Embodied AI for Autonomous Robots
Title: Embodied AI for Autonomous Robots
DNr: Berzelius-2024-307
Project Type: LiU Berzelius
Principal Investigator: Olov Andersson <olovand@kth.se>
Affiliation: Kungliga Tekniska högskolan
Duration: 2024-09-06 – 2025-04-01
Classification: 10207
Homepage: http://www.kth.se/profile/olovand
Keywords:

Abstract

We will train neural network models to advance robot learning and embodied AI with real robots. Machine learning approaches are increasingly used in robotic applications whether it be for manipulation of objects (e.g., part assembly, warehouses) or navigation of autonomous vehicles and other mobile robots. Advances in large pre-trained “foundation models” for perception and planning in addition to large-language models (LLM) have lead to large improvements in learning capability by enabling robots to draw on common-sense knowledge and reason about an open set of objects it has not been trained on.
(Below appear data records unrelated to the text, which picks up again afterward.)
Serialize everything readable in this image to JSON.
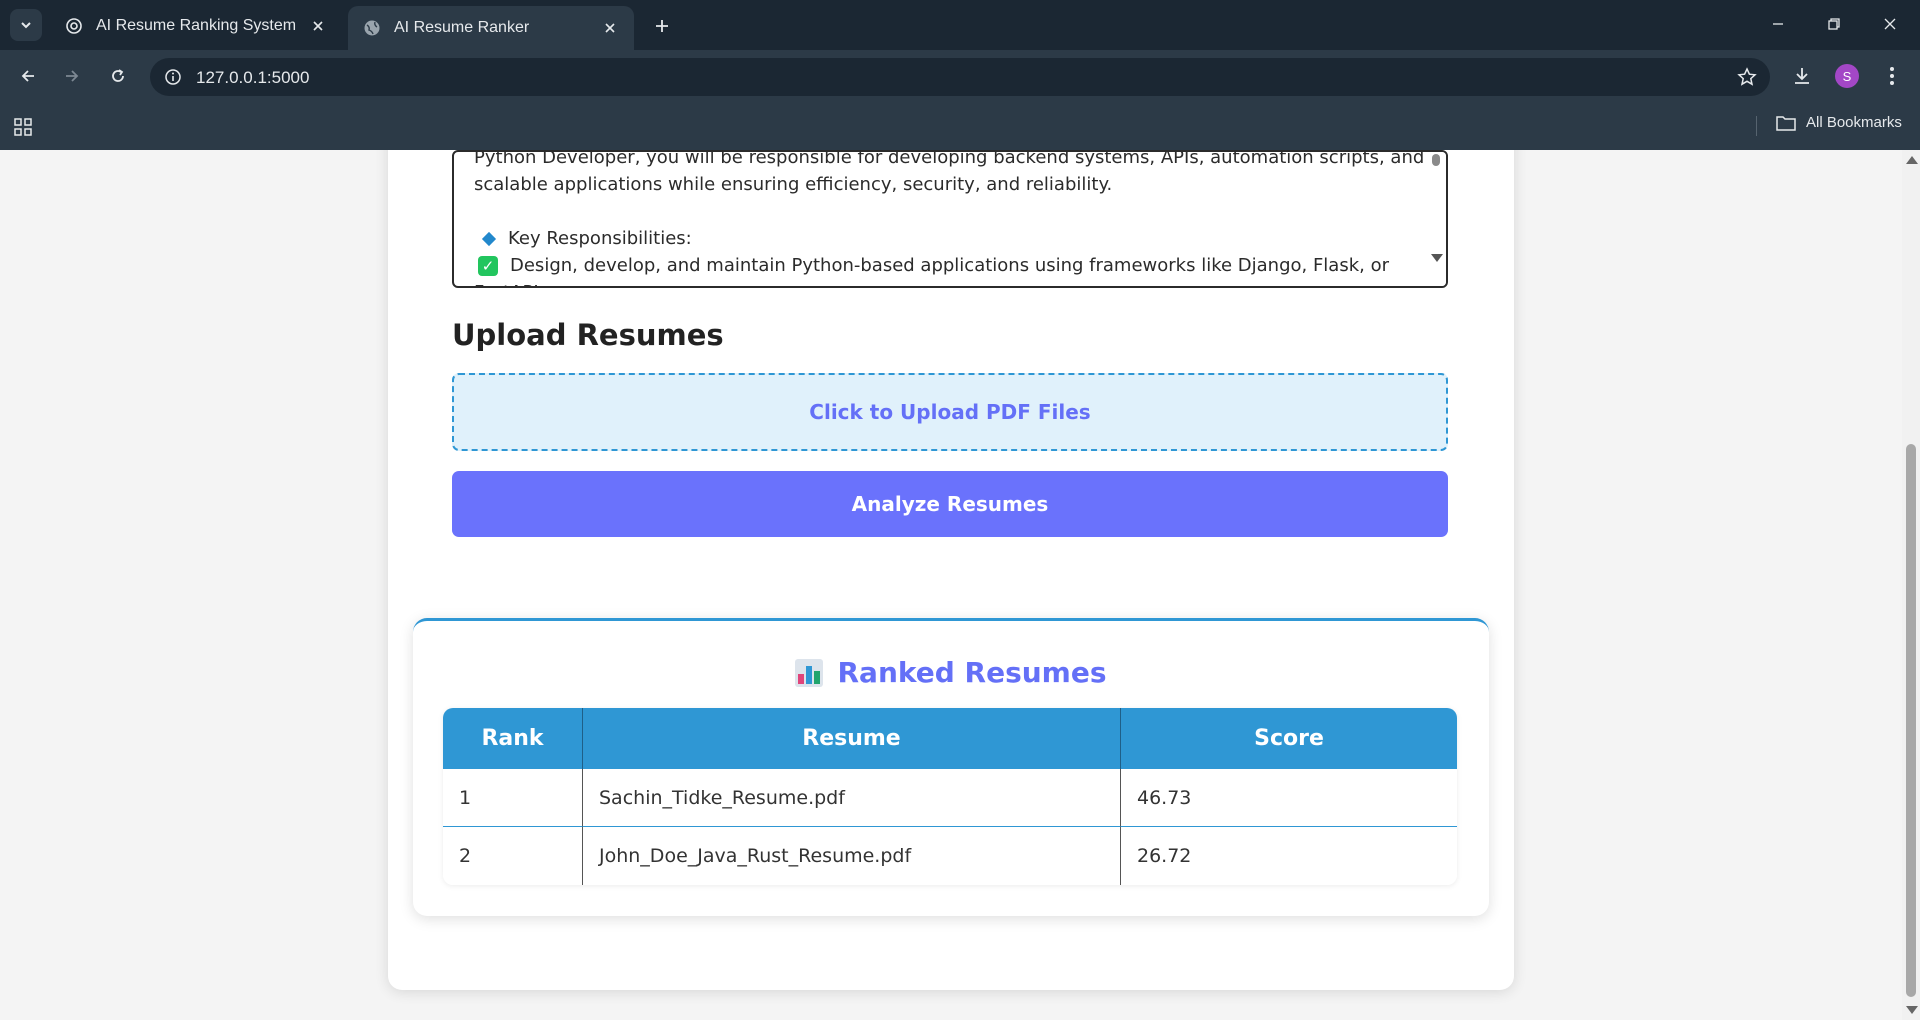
{
  "browser": {
    "tabs": [
      {
        "title": "AI Resume Ranking System",
        "icon": "openai-icon",
        "active": false
      },
      {
        "title": "AI Resume Ranker",
        "icon": "globe-icon",
        "active": true
      }
    ],
    "url": "127.0.0.1:5000",
    "profile_initial": "S",
    "bookmarks_label": "All Bookmarks"
  },
  "job_description": {
    "lines": [
      "Python Developer, you will be responsible for developing backend systems, APIs, automation scripts, and",
      "scalable applications while ensuring efficiency, security, and reliability.",
      "",
      "Key Responsibilities:",
      "Design, develop, and maintain Python-based applications using frameworks like Django, Flask, or",
      "FastAPI"
    ]
  },
  "upload": {
    "heading": "Upload Resumes",
    "dropzone_label": "Click to Upload PDF Files",
    "analyze_label": "Analyze Resumes"
  },
  "results": {
    "title": "Ranked Resumes",
    "columns": [
      "Rank",
      "Resume",
      "Score"
    ],
    "rows": [
      {
        "rank": "1",
        "resume": "Sachin_Tidke_Resume.pdf",
        "score": "46.73"
      },
      {
        "rank": "2",
        "resume": "John_Doe_Java_Rust_Resume.pdf",
        "score": "26.72"
      }
    ]
  },
  "colors": {
    "accent": "#6a72fc",
    "table_header": "#2f97d4",
    "dropzone_bg": "#e0f1fb"
  }
}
Additionally, the rise of pre-trained models and multi-modal LLM adapted to robots, so called “embodied AI” that reason over robot perception and actions, are becoming an increasingly feasible alternative to modular, engineered approaches in robotics. So far most of the work in embodied AI is for static manipulation problems but here we will adapt and explore their use in autonomous mobile robots, including real-world experiments with our Spot quadruped from Boston Dynamics.